Beneficial insects like the ladybird beetle, lacewings, honeybees, bumble bees etc. have been helping mankind for centuries to save their crop plants from heavy infestation of pests. Chemical pesticides have now provided an alternative and a more reliable method of pest management but with various health and environmental challenges. Moreover, excessive usage and use of low standard pesticides have resulted in development of more resilient insect/pest strains. In-spite of heavy pesticide usage insect/pest damage continues to be a problem and farmers are compelled to use heavier doses of pesticides that are not only effecting human health but also their environment and aquatic life forms.
I intend to start rearing, at commercial scale, multiple beneficial insects of crop plants including predator pests, such as the ladybird beetle and lacewings; parasitoids like parasitic wasps, and pollinator insects such as honey bees and bumble bees etc.

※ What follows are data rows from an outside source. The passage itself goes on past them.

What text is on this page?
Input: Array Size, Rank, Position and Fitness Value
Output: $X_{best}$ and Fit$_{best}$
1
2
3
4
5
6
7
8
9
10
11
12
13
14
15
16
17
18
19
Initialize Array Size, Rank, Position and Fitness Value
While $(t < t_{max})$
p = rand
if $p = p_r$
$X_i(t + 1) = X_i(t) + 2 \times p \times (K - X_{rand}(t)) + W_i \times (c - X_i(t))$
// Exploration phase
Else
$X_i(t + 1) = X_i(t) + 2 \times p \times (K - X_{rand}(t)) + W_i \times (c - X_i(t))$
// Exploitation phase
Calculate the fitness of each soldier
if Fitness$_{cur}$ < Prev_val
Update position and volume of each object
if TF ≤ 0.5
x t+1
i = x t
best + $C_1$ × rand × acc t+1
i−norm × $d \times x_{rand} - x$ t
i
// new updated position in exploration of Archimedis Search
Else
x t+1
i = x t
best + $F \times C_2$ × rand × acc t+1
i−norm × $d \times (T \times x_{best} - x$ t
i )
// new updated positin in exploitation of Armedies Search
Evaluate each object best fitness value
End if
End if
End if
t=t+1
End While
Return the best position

I have found that the broad spectrum and high potency pesticides have badly affected the population size and natural habitat of these farmer friendly insects.
Rearing beneficial insects on a mass scale requires expertise and financial requirements so that the proper environment and feed may be available to the insect at the appropriate level of their life cycle. In this proposed project each type of beneficial insect will be reared in separate and controlled chambers where they will be feed under controlled conditions keeping in mind specific insect requirement. These insects will be made available to the farmers on their request. First a field visit by an agricultural expert to assess the level and type of infestation, will be required so that a check could be made on the population of these beneficial insects. However, in case of tunnel farming this technology can be used with more ease and flexibility due to already semi-controlled environment.
By using beneficial insects against the harmful insect/pests of the crop plants we can check the pest population and it will be a kind of natural defense to our crop plants. We can save our crops from harmful side effects of chemical pesticides . The rate at which pests are becoming more resilient to the chemical pesticides could also be decreased as they will not be exposed to these chemicals as frequently, thus providing a way towards achieving sustainable crop protection.